The government is opening the poker game of a protracted pre-electoral period with a deck of marked cards, hiding the truth about the errors that led to the slashing of pensions, over-taxation, and the requirement of huge primary surpluses.
After his speeches in Ithaca regarding the bailout exit and at the Neorio shipyards in Syros, where he announced a hike in the minimum wage, the prime minister is preparing his major address on the economy to be delivered at the annual Thessaloniki International Fair, on 8 September, where he will again focus on the exit from the bailout.
Tsipras will announce a package of handouts, which will be covered by distributing that portion of primary surpluses that exceeds targets – at least 800mn euros – and a series of tax cuts that will derive from the economic space of 1.9 bn euros that is expected in the 2019 budget.
Essentially, the government is redistributing the revenues from over-taxation and from the pension cuts in former labour minister Yorgos Katrougalos’ law, which imposed greater cuts than Greece’s fiscal commitments to creditors mandated.
Brussels proposes six-month delay in pension cuts
Sources say that the postponement of pension cuts for six months or the lowering by fifty percent of the “personal difference” in older pensions – the difference between the basic pension and what retirees are receiving – which is how the cuts are calculated.
These two proposals are the focus of discussions with the European Commission and creditors, ahead of the announcements at the Thessaloniki International Fair.
The government is attempting to keep pensions at the same level (with no cuts in January as the law provides) for at least one year. Otherwise, everyone will believe that pensions will be cut right after the local and European Parliament elections in May, 2019.
The plan for 2019
The State General Accounting Office is drafting the 2019 budget, without as yet having concluded on the expenditures for pensions and social welfare expenditures. The funds from the abolition of the personal difference in pensions and of family benefits must be reduced by 2.4bn euros in January, 2019, in order to achieve a surplus that exceeds targets in 2019.
Tsipras will announce a series of measures that will be paid for from this year’s super-surplus, which according to projections will be 800mn euros (the primary surplus is expected to be over 7.2bn euros, or four percent of GDP) and the fiscal space that will be created in 2019, if all goes according to plan.
Creditors, who are beginning their enhanced surveillance of the Greek economy, are aware of all these plans. The EuroWorking Group is meeting today and tomorrow in Brussels. There, Alternate Finance Minister Yorgos Houliarakis will present the fiscal situation in 2018, and the first data from the draft 2019 budget.

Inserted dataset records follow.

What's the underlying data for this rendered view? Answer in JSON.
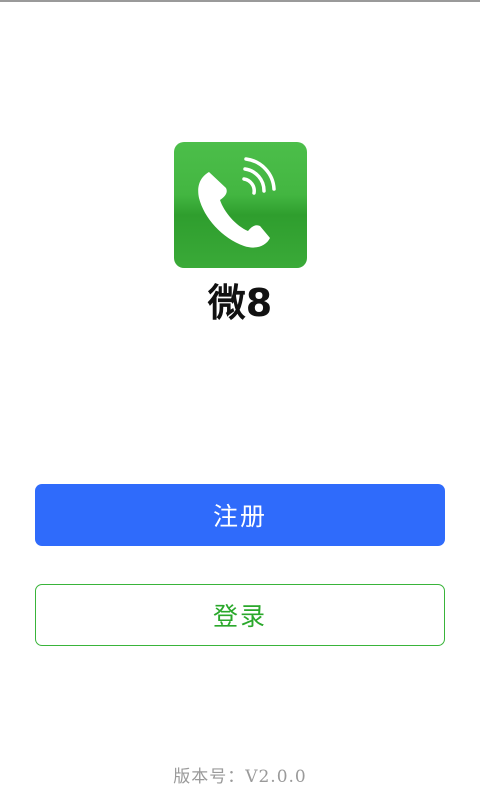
{
  "app": {
    "name": "微8",
    "icon": "phone-call-icon",
    "icon_color": "#43b641"
  },
  "buttons": {
    "register_label": "注册",
    "login_label": "登录"
  },
  "footer": {
    "version_text": "版本号：V2.0.0"
  },
  "colors": {
    "register_bg": "#2f6bfb",
    "login_border": "#39b43a",
    "login_text": "#2aa82b"
  }
}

The European Commission team headed by Declan Costello is expected in Athens on 10 September to review the data and to discuss changes in measures planned to counter-balance cuts for 2019 that have already been voted into law, as the insurance system’s deficit is smaller than Katrougalos had projected.
An error presented as success
With the new data, of which the experts who conducted the fourth and last review of the bailout memorandum are aware, it is quite possible that pensions will be frozen at current levels. The cuts deriving from the Katrougalos law would be set aside and reviewed, along with decisions on the pensions of retirees who received their pensions before 13 May, 2016. If fiscal projections are not met, the pension cuts would be implemented in 2020.